A Deam é a delegacia responsável por acolher mulheres vítimas de violência doméstica, bem como suas famílias em estado de vulnerabilidade. Portanto, um trabalho bastante delicado. “Precisamos trabalhar esta confiança e proximidade. Quando uma criança me vê toda vestida de preto, com o uniforme da Polícia Civil, talvez não vai me dar bom dia, mas se eu estiver com um cachorro, ela tem curiosidade, abraça, tem vontade de interagir”, comenta a delegada. Dentro de seu gabinete, está estrategicamente posicionada junto ao chão uma tigela com água, reposta periodicamente para conter a sede do cão, que tem mais de 38 quilos.

As histórias de MacGyver e Priscila se cruzaram por volta de seis anos atrás, quando ele foi adquirido de um canil pela delegada. “Acho que para suprir uma carência familiar”, conta ela. Na época, Priscila era delegada plantonista em Canoas, trabalhando em regime de escala, o que a fazia ter mais tempo livre. Ela reconhece que a aquisição foi algo arriscado, em razão de o animal requerer, no mínimo, muito espaço e, de preferência, companhia constante. A solução encontrada por ela, então, foi levá-lo, ainda filhote, algumas vezes ao trabalho.

Em 2017, Priscila foi lotada na Deam de Gravataí e MacGyver foi junto. O delegado Volnei Fagundes Marcelo, titular regional na ocasião, e também apreciador de cães, aprovou a ideia. A partir daí, o cão passou a frequentar a delegacia diariamente. “Foi o ápice da ‘carreira’ dele. Por coincidência, minha sala ficava em frente ao local de espera das vítimas. Além da violência doméstica, também atendíamos crimes sexuais contra vulneráveis. Havia um fluxo grande de crianças na delegacia, tanto que tínhamos uma sala com brinquedos. Como ele ficava sempre junto a mim, acabava distraindo elas. Foi algo natural, a gente não ensinou. As crianças ficavam mais tranquilas”, comenta a delegada.

Papel lúdico

Afeito a carícias e passeios, MacGyver logo tornou-se instrumento de ampliação do caráter lúdico desta atividade da Polícia Civil. Assim, passou a frequentar palestras em escolas da Região Metropolitana, acompanhando Priscila onde ela era convidada a falar sobre temas como bullying e crimes sexuais em geral. Trajado de colete preto da polícia, o cão virou sensação e, por onde passava, sempre foi muito tietado. “Ele fazia um ou outro truquezinho, brincava com bola, permanecia no recreio com as crianças. Isto faz com que as pessoas confiem mais na Polícia”, diz a delegada.

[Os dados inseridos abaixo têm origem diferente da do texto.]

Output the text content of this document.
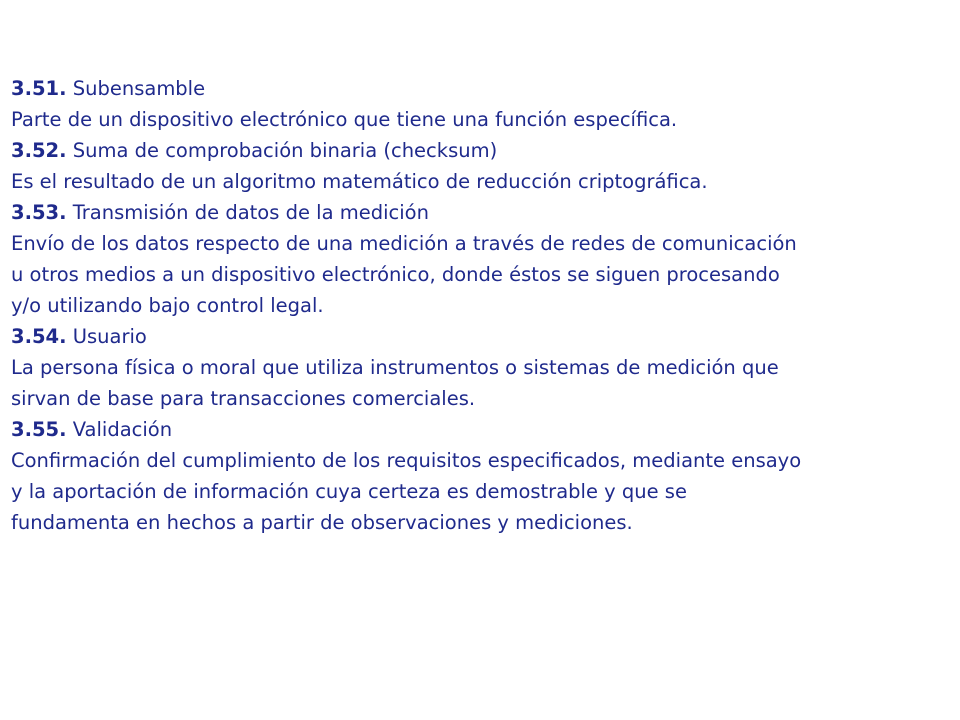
3.51. Subensamble

Parte de un dispositivo electrónico que tiene una función específica.

3.52. Suma de comprobación binaria (checksum)

Es el resultado de un algoritmo matemático de reducción criptográfica.

3.53. Transmisión de datos de la medición

Envío de los datos respecto de una medición a través de redes de comunicación

u otros medios a un dispositivo electrónico, donde éstos se siguen procesando

y/o utilizando bajo control legal.

3.54. Usuario

La persona física o moral que utiliza instrumentos o sistemas de medición que

sirvan de base para transacciones comerciales.

3.55. Validación

Confirmación del cumplimiento de los requisitos especificados, mediante ensayo

y la aportación de información cuya certeza es demostrable y que se

fundamenta en hechos a partir de observaciones y mediciones.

Em 2019, uma mudança no comando da Polícia Civil fez com que MacGyver e sua dona fossem deslocados ao serviço administrativo, junto à Divisão de Armas, Munições e Explosivos (Dame), voltada ao público interno. Lá, ela permaneceu até o início de 2023, quando foi novamente realocada, desta vez para a Deam canoense, local que, de acordo com ela, costuma receber mais mães do que crianças. 

A sala dela também passou a ficar mais longe do plantão. Não significa, contudo, que o cão deixou de atrair a atenção. Quando cruza a porta da delegacia, MacGyver até pode assustar no início, mas a sensação rapidamente desaparece.

Presença ajuda a "quebrar o gelo"

“Por alguns segundos, você até esquece o que veio fazer na delegacia”, afirma Priscila Salgado. O golden retriever já participou de uma ou duas operações policiais junto com a delegada. No ambiente em questão, atenção e astúcia são itens fundamentais, assim como o grau de estresse é extremo. Só que as experiências em campo não foram das melhores. “Como ele anda sem coleira, caminha para lá e para cá, ofegante. É algo que não é agradável para ele. Você tem de trabalhar de forma rápida, e, na verdade, vimos que ele não contribuía e inclusive atrapalhava. Na realidade, o MacGyver não teve função”, diz ela.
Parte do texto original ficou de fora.